Other than the Formula 1 team, Honda hasn’t gone on a drunken buying spree, but it has made investments as mind-bogglingly irrelevant as the General’s purchasing pandemonium. Do any of you really believe anthropomorphic robots are part and parcel of Honda’s future viability? And the less said about the HondaJet, the better. If you believe that ASIMO and the HA-420 are vital to the future of Honda Motor Company, you should think again. They are both just more noise in the system that further distracts Honda from its significant problems at hand.
This is the stage when things get really messy and the downturn in core business steepens. When a new venture (the design and manufacture of air-interceptor missiles, development of a nascent human-style robot, or whatever) doesn’t provide the expected corporate uplift, the best minds are transferred from their actual fields of expertise to the new, high-profile operations. This further weakens a company’s core business and makes recovery even more difficult. Over the past decade, this has manifested itself at Honda within the planning department. Populated with individuals who have little real understanding of, sensitivity to, or connection with product, the department concocts customer abstracts so interchangeable business drones can comprehend the intent of a new vehicle. In the case of the first-generation RDX, this abstract was “Jason,” a young, upwardly mobile, urban-residing male that needed a turbocharged engine, “Super Handling All-Wheel Drive,” and room to transport all his lifestyle accouterments. Yeah, okay. As it turned out, there weren’t many “Jasons” buying the RDX. Planning got that part wrong—really wrong. The idea that product knowledge, sensitivity, and a comprehension of the new-vehicle market can be abstracted into the form of bullet-pointed nonexistent customers is, frankly, insane. The methodology is doubly destructive as it rewards the ability to devise synthetic buyers while purging real car or truck knowledge and insight from the planning function. The damage from this kind of product generation continues up through the organization by allowing management, with no more awareness of the market than a grapefruit, to make billion-dollar product decisions with minimal deleterious career consequences. At GM, this kind of planning gave us the 1997 Chevrolet Malibu. At Honda, it explains many of the new Civic’s shortcomings.
5) Capitulation to Irrelevance or Death
While General Motors never was able to pull out of its economic tailspin, Honda doesn’t have to experience Stage 5. In How the Mighty Fall, author Collins writes, “Decline can be avoided. Decline can be detected. Decline can be reversed.” But the company has to understand—no, believe—that its viability is on the line, and what might seem to be a minor issue could turn out to be a make-or-break turning point for its continued operation.
Honda’s problems ultimately aren’t engineering problems. They aren’t manufacturing problems or product problems, either.

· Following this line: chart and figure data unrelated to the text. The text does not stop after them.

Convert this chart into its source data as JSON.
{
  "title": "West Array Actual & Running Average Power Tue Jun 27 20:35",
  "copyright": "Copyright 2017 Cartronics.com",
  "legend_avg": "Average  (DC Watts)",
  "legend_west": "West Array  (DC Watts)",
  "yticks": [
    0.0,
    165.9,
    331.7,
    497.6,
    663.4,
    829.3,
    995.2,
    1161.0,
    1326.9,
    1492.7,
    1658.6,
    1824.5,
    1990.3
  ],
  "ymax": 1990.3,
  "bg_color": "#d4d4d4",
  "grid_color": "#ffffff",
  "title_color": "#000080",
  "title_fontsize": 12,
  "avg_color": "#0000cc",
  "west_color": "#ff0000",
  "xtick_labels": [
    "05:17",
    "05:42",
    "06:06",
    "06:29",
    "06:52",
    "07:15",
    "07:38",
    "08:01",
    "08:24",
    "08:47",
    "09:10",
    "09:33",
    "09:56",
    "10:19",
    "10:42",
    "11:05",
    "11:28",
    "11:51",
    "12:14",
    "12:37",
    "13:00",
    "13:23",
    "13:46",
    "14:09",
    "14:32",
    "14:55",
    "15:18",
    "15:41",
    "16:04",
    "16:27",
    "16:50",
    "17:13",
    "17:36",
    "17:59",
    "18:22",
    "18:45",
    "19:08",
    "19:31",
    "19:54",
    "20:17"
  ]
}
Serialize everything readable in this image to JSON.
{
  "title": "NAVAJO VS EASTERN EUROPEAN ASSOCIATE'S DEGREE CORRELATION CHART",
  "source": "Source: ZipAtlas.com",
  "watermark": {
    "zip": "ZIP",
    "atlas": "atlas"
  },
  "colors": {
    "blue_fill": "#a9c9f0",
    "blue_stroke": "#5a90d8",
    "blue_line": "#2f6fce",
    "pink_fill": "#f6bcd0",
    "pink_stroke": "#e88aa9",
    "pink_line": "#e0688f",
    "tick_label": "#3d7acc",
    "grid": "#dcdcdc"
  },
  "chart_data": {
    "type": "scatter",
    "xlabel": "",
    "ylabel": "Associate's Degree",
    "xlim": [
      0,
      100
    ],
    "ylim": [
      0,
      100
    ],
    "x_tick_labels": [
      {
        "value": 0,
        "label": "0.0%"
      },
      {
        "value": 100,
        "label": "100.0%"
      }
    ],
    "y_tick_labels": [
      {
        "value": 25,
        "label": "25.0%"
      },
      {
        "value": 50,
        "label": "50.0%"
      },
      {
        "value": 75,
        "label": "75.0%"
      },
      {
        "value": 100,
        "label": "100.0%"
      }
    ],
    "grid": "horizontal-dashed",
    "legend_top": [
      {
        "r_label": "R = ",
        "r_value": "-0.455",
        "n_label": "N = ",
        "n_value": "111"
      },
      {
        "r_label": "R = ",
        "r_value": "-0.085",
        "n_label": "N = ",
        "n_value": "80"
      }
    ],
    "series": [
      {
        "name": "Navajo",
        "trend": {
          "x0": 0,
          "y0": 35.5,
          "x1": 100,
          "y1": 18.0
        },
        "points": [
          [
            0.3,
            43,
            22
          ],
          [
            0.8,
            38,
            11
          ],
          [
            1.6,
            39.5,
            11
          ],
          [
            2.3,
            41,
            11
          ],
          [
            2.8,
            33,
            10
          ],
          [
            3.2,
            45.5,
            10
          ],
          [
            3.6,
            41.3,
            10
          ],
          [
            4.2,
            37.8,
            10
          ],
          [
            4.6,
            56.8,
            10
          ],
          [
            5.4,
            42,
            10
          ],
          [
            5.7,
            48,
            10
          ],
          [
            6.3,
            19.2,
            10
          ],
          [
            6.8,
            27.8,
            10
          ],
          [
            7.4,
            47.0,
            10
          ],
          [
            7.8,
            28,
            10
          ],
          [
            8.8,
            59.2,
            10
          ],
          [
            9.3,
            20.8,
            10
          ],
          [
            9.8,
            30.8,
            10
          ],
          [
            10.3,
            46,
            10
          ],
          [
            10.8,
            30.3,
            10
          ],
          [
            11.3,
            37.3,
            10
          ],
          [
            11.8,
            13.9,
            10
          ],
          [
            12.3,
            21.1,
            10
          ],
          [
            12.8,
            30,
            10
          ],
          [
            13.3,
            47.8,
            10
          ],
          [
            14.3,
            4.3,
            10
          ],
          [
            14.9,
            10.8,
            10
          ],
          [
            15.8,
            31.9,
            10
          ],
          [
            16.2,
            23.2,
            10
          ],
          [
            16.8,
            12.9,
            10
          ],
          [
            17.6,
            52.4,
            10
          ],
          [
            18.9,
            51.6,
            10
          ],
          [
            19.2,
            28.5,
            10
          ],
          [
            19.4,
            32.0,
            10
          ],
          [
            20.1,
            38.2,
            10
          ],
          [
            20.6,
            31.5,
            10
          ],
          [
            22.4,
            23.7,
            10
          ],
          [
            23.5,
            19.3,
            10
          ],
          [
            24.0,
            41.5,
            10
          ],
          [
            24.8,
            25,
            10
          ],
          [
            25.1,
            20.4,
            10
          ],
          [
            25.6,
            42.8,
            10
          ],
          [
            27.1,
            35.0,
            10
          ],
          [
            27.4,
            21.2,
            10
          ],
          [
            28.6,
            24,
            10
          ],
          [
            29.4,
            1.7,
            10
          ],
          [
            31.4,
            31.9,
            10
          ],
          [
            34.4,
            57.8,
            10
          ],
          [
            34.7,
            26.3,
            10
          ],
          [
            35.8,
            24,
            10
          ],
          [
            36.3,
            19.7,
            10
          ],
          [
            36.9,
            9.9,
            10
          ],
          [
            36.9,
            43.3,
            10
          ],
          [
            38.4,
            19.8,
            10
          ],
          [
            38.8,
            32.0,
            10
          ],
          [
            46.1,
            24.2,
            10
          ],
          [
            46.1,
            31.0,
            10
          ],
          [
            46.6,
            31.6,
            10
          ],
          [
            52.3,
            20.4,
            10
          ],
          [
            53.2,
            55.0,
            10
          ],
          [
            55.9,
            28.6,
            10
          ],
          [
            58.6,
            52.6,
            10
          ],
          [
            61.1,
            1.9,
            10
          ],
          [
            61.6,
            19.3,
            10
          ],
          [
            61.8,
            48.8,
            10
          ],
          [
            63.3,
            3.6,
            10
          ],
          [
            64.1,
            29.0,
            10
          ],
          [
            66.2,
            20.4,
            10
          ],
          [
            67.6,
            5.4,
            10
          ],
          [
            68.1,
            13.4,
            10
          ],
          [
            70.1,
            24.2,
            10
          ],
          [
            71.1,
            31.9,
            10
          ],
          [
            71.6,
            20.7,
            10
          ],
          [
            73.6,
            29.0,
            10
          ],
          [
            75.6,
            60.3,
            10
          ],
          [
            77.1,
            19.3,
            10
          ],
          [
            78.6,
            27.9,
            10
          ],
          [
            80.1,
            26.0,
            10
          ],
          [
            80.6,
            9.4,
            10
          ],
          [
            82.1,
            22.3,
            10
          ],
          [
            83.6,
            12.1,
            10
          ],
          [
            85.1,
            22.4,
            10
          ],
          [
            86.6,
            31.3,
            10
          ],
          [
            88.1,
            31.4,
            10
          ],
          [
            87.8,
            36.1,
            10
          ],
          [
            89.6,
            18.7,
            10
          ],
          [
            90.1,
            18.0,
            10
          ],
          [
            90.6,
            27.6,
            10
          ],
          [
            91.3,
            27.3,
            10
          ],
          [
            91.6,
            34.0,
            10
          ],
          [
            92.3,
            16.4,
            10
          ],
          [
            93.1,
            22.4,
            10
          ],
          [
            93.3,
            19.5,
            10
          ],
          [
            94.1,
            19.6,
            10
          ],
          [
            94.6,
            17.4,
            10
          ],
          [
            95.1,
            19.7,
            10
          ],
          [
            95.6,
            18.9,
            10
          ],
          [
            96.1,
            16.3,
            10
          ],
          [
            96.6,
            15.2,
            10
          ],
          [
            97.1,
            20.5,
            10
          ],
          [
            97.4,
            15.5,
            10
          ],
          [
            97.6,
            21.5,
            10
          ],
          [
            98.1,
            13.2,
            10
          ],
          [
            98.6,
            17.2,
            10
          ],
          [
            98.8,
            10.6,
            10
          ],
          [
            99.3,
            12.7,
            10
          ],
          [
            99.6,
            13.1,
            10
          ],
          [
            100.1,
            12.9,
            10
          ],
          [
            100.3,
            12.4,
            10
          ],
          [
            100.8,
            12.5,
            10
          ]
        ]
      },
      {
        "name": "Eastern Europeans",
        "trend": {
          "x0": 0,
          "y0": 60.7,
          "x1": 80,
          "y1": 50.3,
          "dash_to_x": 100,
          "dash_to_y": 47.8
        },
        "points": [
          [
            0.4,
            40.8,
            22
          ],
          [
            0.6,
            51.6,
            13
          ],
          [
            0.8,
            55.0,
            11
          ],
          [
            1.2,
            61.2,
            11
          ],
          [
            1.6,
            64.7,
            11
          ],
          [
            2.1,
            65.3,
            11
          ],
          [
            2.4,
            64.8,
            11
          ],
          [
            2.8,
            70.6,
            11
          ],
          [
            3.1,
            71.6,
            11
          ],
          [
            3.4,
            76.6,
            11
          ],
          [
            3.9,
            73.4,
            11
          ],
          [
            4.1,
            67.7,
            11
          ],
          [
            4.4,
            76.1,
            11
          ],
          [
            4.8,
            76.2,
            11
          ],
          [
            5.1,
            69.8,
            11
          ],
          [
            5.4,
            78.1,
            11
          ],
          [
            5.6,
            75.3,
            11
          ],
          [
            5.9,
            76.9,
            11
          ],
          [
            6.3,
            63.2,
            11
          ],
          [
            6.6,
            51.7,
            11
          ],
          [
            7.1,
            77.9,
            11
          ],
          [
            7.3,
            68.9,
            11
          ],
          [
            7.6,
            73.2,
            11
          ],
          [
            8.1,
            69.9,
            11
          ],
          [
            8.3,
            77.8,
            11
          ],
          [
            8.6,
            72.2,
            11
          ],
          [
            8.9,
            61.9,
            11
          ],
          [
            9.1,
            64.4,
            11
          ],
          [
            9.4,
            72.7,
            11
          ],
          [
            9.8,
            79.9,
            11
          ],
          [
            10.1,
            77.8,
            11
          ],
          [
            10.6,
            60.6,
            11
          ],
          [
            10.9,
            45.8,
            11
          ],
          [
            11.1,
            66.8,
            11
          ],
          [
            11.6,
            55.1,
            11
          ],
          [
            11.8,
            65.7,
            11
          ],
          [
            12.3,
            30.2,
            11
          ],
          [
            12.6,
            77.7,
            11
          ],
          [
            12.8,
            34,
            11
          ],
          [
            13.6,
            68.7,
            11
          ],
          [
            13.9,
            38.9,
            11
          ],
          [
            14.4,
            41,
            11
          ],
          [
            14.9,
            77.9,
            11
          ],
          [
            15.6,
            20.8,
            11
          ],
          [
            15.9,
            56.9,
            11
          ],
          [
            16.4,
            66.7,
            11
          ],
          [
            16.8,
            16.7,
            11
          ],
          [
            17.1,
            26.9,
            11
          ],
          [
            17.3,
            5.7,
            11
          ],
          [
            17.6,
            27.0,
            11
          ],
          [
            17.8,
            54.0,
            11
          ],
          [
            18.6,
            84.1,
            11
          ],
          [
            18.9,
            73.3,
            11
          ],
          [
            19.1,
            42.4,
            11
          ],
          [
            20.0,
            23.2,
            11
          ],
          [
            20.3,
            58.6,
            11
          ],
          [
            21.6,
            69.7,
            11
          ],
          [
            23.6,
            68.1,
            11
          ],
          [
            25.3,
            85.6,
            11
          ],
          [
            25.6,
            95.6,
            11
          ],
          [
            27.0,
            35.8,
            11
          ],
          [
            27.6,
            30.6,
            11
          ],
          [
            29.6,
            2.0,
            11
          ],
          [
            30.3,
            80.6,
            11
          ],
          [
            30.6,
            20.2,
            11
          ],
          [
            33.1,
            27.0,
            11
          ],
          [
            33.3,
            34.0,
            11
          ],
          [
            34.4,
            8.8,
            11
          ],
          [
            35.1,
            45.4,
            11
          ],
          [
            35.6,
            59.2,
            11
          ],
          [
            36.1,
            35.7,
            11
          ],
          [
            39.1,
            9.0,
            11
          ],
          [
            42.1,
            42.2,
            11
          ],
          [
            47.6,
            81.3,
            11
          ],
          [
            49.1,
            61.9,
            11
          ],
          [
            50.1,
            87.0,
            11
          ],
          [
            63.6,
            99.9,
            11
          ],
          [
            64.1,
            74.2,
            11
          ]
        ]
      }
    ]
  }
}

Those are just manifestations of the real issue. Honda’s problems are management problems. The past two decades have seen Honda devolve into an American car company headquartered in Minato, Tokyo, Japan. Drunk on North American profits, the company has performed horribly in the troubled Japanese domestic market, it has been unable to get any significant traction in Europe, and is a non-player in much of South America.
Let there be no doubt, Honda still is a viable business. But every new product that doesn’t match up to its predecessor siphons off a bit of the company’s strength. Each wrong move places the firm one step farther down the same path walked by GM from January 1981 until June 2009.